La Lituanie fait bloquer 12 sites de radio en ligne qui diffusaient Sputnik
Le régulateur lituanien de l'audiovisuel, la LRTK, a ordonné aux fournisseurs d'accès du pays de bloquer 12 sites par lesquels la station russe sanctionnée Radio Sputnik pouvait être écoutée en ligne. La décision a été prise le 16 septembre et publiée le vendredi 18 septembre ; les fournisseurs disposent de deux jours ouvrables à compter de son entrée en vigueur. Seules deux des douze adresses appartiennent à Sputnik. Le reste, c'est un serveur de diffusion et huit annuaires ordinaires de radios en ligne, dont l'un revendique plus de 22 000 stations, et tout cela va disparaître derrière le même blocage. Le président de la LRTK, Mantas Martišius, affirme que les sanctions « doivent fonctionner pas seulement sur le papier ». Pour les auditeurs en Lituanie, l'effet pratique est celui qui suit chaque blocage de domaine dans l'UE : la station déménage vers l'annuaire suivant, et les annuaires ne reviennent que par un VPN ou un résolveur DNS étranger.
En bref
- La surveillance de la LRTK du 21 au 26 août a trouvé Sputnik diffusé via radiosputnik.ru, sputnikperm.ru, radiopotok.ru, icecast-rian.cdnvideo.ru, top-radio.ru, radio-online.ru, radio-online.by, volna.top, online-radio-list.ru, onlayn-radio.ru, prfm.ru et radiogrom.com. Onze des douze sont hébergés en Russie.

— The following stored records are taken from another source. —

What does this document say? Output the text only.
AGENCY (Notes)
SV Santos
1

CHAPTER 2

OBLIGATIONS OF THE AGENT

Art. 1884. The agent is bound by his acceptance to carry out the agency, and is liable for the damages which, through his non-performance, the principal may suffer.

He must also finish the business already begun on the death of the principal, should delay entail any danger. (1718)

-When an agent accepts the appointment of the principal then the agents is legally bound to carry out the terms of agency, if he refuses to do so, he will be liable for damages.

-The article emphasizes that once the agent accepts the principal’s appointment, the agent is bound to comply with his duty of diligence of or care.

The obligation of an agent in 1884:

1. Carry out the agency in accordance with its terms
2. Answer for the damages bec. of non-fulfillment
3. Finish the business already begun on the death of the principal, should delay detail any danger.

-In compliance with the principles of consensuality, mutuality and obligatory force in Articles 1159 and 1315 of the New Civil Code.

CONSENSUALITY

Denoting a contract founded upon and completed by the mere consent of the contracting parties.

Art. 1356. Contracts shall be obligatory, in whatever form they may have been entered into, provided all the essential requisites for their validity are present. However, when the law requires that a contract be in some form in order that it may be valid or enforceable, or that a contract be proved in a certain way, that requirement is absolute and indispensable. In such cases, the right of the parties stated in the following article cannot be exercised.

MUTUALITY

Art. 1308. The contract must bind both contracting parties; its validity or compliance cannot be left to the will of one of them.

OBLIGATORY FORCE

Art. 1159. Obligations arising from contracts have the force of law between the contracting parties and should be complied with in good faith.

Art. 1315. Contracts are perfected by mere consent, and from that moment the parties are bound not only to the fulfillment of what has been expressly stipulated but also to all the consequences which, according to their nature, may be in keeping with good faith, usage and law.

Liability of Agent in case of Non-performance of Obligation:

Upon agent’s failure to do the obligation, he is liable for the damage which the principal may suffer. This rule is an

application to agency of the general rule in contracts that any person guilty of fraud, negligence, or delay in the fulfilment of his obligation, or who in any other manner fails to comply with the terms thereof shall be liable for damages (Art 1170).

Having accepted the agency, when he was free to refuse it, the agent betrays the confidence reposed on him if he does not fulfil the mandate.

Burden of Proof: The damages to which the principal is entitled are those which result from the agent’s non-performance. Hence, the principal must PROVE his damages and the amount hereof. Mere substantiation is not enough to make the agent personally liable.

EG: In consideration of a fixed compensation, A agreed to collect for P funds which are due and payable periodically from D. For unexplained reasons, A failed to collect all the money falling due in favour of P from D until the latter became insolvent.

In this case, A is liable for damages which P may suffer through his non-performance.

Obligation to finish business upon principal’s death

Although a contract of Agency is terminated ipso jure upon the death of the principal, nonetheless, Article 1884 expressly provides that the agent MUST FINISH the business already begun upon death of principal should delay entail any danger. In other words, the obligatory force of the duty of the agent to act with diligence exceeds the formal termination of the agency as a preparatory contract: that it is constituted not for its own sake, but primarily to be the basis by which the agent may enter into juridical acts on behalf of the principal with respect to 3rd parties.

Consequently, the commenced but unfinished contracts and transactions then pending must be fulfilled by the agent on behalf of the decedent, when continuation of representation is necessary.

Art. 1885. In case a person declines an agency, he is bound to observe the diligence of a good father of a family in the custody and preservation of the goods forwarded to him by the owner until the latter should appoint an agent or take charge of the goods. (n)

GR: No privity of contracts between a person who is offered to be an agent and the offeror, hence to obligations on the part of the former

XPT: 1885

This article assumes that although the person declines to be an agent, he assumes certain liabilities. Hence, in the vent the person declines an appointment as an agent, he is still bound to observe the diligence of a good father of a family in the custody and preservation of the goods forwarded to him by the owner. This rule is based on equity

- La base juridique est constituée par les sanctions de l'UE de 2022 contre Sputnik et RT, qui interdisent de distribuer ces programmes par câble, satellite, IPTV, internet, plateformes vidéo ou applications. Les domaines bloqués rejoignent la liste du Réseau d'information sur la cybersécurité lituanien et le registre public des sanctions de la LRTK.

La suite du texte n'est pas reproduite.